Can Gauff top Swiatek? At Surprise Slam, anything can happen
In an interview last weekend, Swiatek’s sports psychologist, Daria Abramowicz, saw the way the bracket was developing and spoke of her client “being — let’s not lie — a clear favorite” to leave Court Philippe Chatrier with the trophy on Saturday.
Makes sense, right? Swiatek is ranked No. 1, on a 34-match winning streak and a past champion at the place. Gauff is still just 18, making her the youngest major finalist since 2004, is ranked 23rd, owned a 14-10 record in 2022 until last week and never previously made it beyond the quarterfinals at a Grand Slam tournament.
Then again, Roland Garros, with its fickle red clay and springtime weather, is the Surprise Slam, one with a long history of smiling upon those who arrive low-seeded or inexperienced, unheralded or unknown, yet become unexpected success stories.
“The clay is a surface that gives a little bit more of a chance to everyone,” said Francesca Schiavone, who was seeded 17th at the 2010 French Open when she became, at 29, the oldest woman since 1969 to win her first Grand Slam title. “Every match is 50-50.”
Put aside one absolute aberration by the name of Rafael Nadal — he of the 111-3 career record and 13 championships on the rust-colored courts made of “terre battue” and headed to another final Sunday after his semifinal opponent, Alexander Zverev, fell and injured himself — and the unpredictability of the French Open truly does seem to apply across the board.
Scan the lists of titlists since tennis’ professional era began in 1968, and you’ll find more people who collected a first major championship at the French Open, 42 — 21 women, 21 men — than the U.S. Open’s 28 (13 women, 15 men), Australian Open’s 24 (13 women, 11 men) or Wimbledon’s 18 (nine women, nine men).
On Saturday, Gauff could become the seventh woman in a row to triumph in Paris without already having won one of the sport’s four most prestigious events, following Garbiñe Muguruza (2016), Jelena Ostapenko (2017), Simona Halep (2018), Ash Barty (2019), Swiatek (2020) and Barbora Krejcikova (2021).
“The tournament is smaller, it’s more cozy,” Halep said, “so I feel like most of the players feel that a Grand Slam is more within reach there.”
Consider, too, that if Swiatek does win, she would be just the third woman in the past quarter-century to win the French Open as its top seed (the others were Halep, Justine Henin in 2007, and 23-time Grand Slam champion Serena Williams in 2013 and 2015).
There’s also this: Of those with only one Grand Slam title, more players attained that status at Roland Garros, 21 — 11 women, 10 men — than at any of the other majors. It’s happened a total of 12 times at the U.S. Open (six women, six men), 11 at the Australian Open (five women, six men), eight at Wimbledon (four women, four men).
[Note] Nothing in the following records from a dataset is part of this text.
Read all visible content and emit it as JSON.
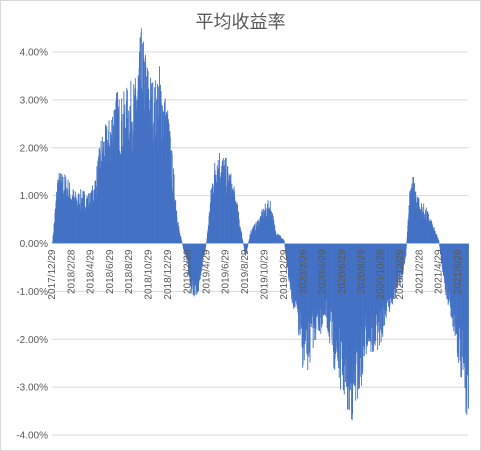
{
  "chart_data": {
    "type": "bar",
    "title": "平均收益率",
    "xlabel": "",
    "ylabel": "",
    "ylim": [
      -0.04,
      0.04
    ],
    "y_tick_labels": [
      "4.00%",
      "3.00%",
      "2.00%",
      "1.00%",
      "0.00%",
      "-1.00%",
      "-2.00%",
      "-3.00%",
      "-4.00%"
    ],
    "y_tick_values": [
      0.04,
      0.03,
      0.02,
      0.01,
      0.0,
      -0.01,
      -0.02,
      -0.03,
      -0.04
    ],
    "x_tick_labels": [
      "2017/12/29",
      "2018/2/28",
      "2018/4/29",
      "2018/6/29",
      "2018/8/29",
      "2018/10/29",
      "2018/12/29",
      "2019/2/28",
      "2019/4/29",
      "2019/6/29",
      "2019/8/29",
      "2019/10/29",
      "2019/12/29",
      "2020/2/29",
      "2020/4/29",
      "2020/6/29",
      "2020/8/29",
      "2020/10/29",
      "2020/12/29",
      "2021/2/28",
      "2021/4/29",
      "2021/6/29"
    ],
    "grid": true,
    "legend": "none",
    "bar_color": "#4472C4",
    "grid_color": "#d9d9d9",
    "series": [
      {
        "points": [
          [
            "2017/12/29",
            0.0
          ],
          [
            "2018/1/15",
            0.012
          ],
          [
            "2018/2/10",
            0.0115
          ],
          [
            "2018/2/28",
            0.0095
          ],
          [
            "2018/3/15",
            0.0085
          ],
          [
            "2018/4/1",
            0.009
          ],
          [
            "2018/4/29",
            0.0085
          ],
          [
            "2018/5/15",
            0.012
          ],
          [
            "2018/6/1",
            0.018
          ],
          [
            "2018/6/29",
            0.021
          ],
          [
            "2018/7/15",
            0.026
          ],
          [
            "2018/8/1",
            0.024
          ],
          [
            "2018/8/29",
            0.0265
          ],
          [
            "2018/9/15",
            0.027
          ],
          [
            "2018/10/5",
            0.0355
          ],
          [
            "2018/10/29",
            0.029
          ],
          [
            "2018/11/15",
            0.0265
          ],
          [
            "2018/12/1",
            0.0295
          ],
          [
            "2018/12/29",
            0.022
          ],
          [
            "2019/1/15",
            0.012
          ],
          [
            "2019/2/1",
            0.0025
          ],
          [
            "2019/2/28",
            -0.0045
          ],
          [
            "2019/3/15",
            -0.0095
          ],
          [
            "2019/4/1",
            -0.0085
          ],
          [
            "2019/4/29",
            0.0005
          ],
          [
            "2019/5/15",
            0.011
          ],
          [
            "2019/6/1",
            0.0165
          ],
          [
            "2019/6/29",
            0.014
          ],
          [
            "2019/7/15",
            0.0115
          ],
          [
            "2019/8/1",
            0.0075
          ],
          [
            "2019/8/29",
            -0.0025
          ],
          [
            "2019/9/15",
            0.0025
          ],
          [
            "2019/10/1",
            0.0035
          ],
          [
            "2019/10/29",
            0.0065
          ],
          [
            "2019/11/15",
            0.0075
          ],
          [
            "2019/12/1",
            0.0025
          ],
          [
            "2019/12/29",
            0.0005
          ],
          [
            "2020/1/15",
            -0.008
          ],
          [
            "2020/2/1",
            -0.012
          ],
          [
            "2020/2/29",
            -0.022
          ],
          [
            "2020/3/15",
            -0.021
          ],
          [
            "2020/4/1",
            -0.0165
          ],
          [
            "2020/4/29",
            -0.0145
          ],
          [
            "2020/5/15",
            -0.0155
          ],
          [
            "2020/6/1",
            -0.0205
          ],
          [
            "2020/6/29",
            -0.025
          ],
          [
            "2020/7/15",
            -0.028
          ],
          [
            "2020/8/1",
            -0.0295
          ],
          [
            "2020/8/29",
            -0.0235
          ],
          [
            "2020/9/15",
            -0.0175
          ],
          [
            "2020/10/1",
            -0.019
          ],
          [
            "2020/10/29",
            -0.0165
          ],
          [
            "2020/11/15",
            -0.0125
          ],
          [
            "2020/12/1",
            -0.0105
          ],
          [
            "2020/12/29",
            -0.0075
          ],
          [
            "2021/1/15",
            -0.002
          ],
          [
            "2021/2/1",
            0.013
          ],
          [
            "2021/2/28",
            0.007
          ],
          [
            "2021/3/15",
            0.0065
          ],
          [
            "2021/4/1",
            0.0045
          ],
          [
            "2021/4/29",
            0.0005
          ],
          [
            "2021/5/15",
            -0.0075
          ],
          [
            "2021/6/1",
            -0.011
          ],
          [
            "2021/6/29",
            -0.0195
          ],
          [
            "2021/7/15",
            -0.0255
          ],
          [
            "2021/7/31",
            -0.0305
          ]
        ]
      }
    ]
  }
}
And it’s not just the out-of-nowhere champions that make the French Open unique. After all, for all of the Ostapenkos, Albert Costas and Gaston Gaudios in these parts, there have been the Emma Raducanus, Marion Bartolis, Richard Krajiceks and Thomas Johanssons elsewhere. But it’s also the sort of round-by-round uncertainty at Roland Garros that leads to “Who’s that?” male runners-up such as Martin Verkerk in 2003 or low-ranked female semifinalists like No. 59 Martina Trevisan this year, No. 85 Tamara Zidansek last year and No. 131 Nadia Podoroska in 2020.
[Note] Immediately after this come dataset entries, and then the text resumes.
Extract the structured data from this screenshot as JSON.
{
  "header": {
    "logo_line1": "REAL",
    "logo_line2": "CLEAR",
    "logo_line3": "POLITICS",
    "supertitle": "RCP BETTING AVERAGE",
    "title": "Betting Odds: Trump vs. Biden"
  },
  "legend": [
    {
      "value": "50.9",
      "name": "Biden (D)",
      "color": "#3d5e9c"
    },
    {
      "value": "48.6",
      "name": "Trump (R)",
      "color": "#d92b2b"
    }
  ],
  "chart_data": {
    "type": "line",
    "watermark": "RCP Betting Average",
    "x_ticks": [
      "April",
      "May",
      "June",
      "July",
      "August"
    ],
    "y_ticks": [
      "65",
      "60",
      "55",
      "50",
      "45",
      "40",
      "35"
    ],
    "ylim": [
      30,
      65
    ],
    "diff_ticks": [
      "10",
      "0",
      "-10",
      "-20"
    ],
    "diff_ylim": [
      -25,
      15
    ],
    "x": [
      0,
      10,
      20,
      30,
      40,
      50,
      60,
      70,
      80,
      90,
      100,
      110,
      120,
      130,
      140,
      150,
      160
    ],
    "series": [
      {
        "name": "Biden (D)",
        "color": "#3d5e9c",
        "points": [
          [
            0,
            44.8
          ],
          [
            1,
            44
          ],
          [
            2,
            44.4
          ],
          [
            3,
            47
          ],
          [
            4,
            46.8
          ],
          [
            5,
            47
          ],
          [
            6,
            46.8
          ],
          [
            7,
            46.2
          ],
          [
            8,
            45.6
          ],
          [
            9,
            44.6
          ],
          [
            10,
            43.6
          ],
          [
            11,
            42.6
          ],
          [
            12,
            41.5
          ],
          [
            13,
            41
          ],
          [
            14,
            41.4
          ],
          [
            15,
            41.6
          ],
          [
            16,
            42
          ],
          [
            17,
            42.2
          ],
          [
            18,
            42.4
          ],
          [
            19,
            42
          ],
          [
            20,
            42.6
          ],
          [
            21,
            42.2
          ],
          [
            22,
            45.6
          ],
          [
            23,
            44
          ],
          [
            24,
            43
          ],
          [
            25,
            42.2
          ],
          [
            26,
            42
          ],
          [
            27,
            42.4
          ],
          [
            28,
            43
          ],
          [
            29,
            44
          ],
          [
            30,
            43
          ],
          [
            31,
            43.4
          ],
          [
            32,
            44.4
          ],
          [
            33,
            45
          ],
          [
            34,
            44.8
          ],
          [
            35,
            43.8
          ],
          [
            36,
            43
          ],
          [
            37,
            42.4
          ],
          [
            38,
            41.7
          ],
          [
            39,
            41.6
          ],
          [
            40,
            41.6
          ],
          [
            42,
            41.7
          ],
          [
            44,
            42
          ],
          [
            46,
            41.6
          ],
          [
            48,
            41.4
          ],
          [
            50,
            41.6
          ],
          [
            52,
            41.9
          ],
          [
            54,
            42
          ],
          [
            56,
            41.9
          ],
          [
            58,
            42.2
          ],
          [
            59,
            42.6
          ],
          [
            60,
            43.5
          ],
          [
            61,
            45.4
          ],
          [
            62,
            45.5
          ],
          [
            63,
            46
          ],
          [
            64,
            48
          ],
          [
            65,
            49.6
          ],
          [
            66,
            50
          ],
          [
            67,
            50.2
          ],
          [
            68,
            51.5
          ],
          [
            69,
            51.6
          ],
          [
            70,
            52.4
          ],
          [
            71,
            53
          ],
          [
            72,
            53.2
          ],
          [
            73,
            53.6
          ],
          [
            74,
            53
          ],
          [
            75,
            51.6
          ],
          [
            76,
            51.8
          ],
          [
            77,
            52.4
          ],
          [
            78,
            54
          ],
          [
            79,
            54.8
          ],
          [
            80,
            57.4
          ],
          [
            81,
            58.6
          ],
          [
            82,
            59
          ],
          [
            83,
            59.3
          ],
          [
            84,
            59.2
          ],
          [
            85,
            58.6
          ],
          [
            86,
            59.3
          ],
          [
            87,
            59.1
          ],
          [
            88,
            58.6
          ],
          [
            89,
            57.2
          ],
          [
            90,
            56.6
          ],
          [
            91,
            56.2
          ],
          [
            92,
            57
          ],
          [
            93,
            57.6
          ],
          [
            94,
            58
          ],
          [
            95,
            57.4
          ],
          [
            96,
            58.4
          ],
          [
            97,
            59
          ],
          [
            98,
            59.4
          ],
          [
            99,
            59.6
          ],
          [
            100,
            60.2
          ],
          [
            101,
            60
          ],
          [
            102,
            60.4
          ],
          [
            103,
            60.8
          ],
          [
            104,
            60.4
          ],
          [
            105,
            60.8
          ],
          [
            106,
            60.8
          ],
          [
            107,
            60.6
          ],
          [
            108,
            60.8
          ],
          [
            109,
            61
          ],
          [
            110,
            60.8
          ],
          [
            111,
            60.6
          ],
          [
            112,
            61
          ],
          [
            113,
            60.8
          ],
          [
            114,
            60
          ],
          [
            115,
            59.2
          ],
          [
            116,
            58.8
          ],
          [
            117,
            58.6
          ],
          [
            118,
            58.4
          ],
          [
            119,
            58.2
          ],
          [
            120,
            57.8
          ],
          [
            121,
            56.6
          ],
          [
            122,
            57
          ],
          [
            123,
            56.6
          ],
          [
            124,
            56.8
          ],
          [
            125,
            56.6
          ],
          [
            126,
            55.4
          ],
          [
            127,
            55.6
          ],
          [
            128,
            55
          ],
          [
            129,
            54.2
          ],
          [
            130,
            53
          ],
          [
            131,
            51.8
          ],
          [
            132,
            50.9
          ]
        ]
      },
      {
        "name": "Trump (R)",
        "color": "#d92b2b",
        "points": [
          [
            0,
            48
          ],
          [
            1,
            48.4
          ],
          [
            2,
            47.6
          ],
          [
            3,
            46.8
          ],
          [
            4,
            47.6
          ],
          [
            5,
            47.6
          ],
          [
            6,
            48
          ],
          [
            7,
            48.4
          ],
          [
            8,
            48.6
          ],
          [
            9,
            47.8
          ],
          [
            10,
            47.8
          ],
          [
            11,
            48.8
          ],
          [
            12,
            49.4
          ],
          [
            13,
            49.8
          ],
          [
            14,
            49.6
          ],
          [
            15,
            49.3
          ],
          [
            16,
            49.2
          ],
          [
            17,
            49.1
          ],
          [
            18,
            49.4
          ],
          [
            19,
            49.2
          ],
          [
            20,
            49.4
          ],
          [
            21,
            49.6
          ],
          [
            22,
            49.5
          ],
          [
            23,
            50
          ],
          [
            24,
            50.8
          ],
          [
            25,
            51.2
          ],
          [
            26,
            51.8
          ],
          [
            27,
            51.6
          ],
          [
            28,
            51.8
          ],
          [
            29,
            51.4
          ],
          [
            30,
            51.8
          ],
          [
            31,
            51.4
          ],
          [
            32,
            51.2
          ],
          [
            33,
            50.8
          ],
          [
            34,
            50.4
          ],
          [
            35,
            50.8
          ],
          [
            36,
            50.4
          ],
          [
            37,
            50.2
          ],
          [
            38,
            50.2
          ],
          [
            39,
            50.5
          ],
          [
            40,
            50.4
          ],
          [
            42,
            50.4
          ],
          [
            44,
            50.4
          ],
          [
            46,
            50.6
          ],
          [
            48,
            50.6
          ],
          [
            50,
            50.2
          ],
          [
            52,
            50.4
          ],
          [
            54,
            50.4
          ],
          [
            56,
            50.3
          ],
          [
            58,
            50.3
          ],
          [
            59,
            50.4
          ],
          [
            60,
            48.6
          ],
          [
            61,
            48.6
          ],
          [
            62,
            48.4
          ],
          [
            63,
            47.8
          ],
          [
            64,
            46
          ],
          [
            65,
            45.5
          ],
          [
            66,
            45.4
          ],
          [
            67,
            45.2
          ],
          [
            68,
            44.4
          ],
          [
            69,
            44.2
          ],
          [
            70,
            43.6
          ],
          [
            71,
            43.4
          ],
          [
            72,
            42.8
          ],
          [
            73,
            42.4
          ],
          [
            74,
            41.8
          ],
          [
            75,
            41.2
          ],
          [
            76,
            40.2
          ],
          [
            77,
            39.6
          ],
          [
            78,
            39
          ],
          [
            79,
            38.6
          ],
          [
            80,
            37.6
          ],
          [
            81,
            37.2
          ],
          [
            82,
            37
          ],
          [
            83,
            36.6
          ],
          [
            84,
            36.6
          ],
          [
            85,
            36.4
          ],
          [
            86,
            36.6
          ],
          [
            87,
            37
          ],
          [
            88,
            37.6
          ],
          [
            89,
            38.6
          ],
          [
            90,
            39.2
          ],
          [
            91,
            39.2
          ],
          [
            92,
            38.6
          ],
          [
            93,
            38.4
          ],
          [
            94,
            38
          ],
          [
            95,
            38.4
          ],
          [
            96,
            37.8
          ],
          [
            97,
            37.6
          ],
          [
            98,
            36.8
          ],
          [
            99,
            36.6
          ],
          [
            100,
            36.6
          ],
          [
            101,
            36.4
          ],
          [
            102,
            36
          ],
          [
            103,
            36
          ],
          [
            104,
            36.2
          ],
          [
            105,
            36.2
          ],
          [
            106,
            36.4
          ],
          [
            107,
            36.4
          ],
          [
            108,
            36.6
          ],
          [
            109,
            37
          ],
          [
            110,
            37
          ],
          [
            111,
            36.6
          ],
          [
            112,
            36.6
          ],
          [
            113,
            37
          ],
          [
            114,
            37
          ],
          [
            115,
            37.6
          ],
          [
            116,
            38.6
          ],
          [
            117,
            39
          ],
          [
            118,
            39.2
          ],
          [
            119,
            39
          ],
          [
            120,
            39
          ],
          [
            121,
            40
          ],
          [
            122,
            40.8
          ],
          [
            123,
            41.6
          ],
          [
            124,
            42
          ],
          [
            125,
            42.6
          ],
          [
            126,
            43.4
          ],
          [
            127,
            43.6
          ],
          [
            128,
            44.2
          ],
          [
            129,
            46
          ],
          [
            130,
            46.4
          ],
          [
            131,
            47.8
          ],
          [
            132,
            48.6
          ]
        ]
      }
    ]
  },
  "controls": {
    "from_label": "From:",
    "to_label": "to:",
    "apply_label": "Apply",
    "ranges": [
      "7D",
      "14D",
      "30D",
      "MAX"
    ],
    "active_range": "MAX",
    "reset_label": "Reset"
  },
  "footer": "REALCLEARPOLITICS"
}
Day 1 this year saw exits for Muguruza and No. 6 Ons Jabeur, who leads the women’s tour in clay-court wins this season. On Day 2, Krejcikova lost. On Day 3, four-time major champion and former No. 1 Naomi Osaka departed. After just two rounds, only three of the top 10 women’s seeds remained, the first time since 1976 so few were among the last 32 standing.
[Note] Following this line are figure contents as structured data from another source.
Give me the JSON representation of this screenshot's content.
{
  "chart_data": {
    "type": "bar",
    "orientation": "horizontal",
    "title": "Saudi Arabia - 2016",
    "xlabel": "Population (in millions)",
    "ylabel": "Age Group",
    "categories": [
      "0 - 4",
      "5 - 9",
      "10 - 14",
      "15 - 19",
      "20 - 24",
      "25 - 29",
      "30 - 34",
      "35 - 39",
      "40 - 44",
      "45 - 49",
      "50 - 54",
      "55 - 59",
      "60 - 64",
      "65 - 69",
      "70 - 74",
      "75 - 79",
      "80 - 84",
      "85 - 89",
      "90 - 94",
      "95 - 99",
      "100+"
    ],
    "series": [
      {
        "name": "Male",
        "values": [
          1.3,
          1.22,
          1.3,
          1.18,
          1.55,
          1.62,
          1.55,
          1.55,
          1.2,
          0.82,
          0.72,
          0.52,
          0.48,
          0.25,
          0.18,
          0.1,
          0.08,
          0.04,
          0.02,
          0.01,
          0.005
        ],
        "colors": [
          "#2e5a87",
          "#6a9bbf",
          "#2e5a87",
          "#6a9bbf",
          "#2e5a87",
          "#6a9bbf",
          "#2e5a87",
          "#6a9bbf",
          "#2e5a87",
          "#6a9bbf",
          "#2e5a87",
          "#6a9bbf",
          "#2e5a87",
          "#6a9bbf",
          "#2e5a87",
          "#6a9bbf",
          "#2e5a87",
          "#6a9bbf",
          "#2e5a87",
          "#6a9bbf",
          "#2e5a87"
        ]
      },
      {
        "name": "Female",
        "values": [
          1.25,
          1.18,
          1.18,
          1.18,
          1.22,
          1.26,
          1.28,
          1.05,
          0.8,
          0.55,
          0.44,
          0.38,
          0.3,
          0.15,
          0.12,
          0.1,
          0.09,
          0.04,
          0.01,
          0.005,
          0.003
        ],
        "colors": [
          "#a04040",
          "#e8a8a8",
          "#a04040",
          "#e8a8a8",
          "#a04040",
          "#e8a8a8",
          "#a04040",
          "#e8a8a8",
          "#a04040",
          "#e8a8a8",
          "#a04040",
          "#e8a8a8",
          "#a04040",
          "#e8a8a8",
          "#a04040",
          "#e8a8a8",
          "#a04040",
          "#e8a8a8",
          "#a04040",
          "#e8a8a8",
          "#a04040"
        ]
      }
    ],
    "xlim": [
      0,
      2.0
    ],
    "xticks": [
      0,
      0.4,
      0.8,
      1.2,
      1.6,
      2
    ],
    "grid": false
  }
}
“These are the rounds,” 11th-seeded American Jessica Pegula observed, “where anything can happen.”
In the men’s field, three of the top four seeds were gone before the quarterfinals were done: No. 1 Novak Djokovic, No. 2 Daniil Medvedev and No. 4 Stefanos Tsitsipas. Djokovic was the defending champion; Tsitsipas was last year’s runner-up.
“This surface is the most demanding one, I think, from various aspects. First, physically, you always need to expect that you’re going to play a shot or two more than any other surface, because of the nature of clay,” said Djokovic, who has won two of his 20 major titles at Roland Garros. “It’s just slow and it requires a lot of effort mentally, emotionally, physically. I think all the players know that.”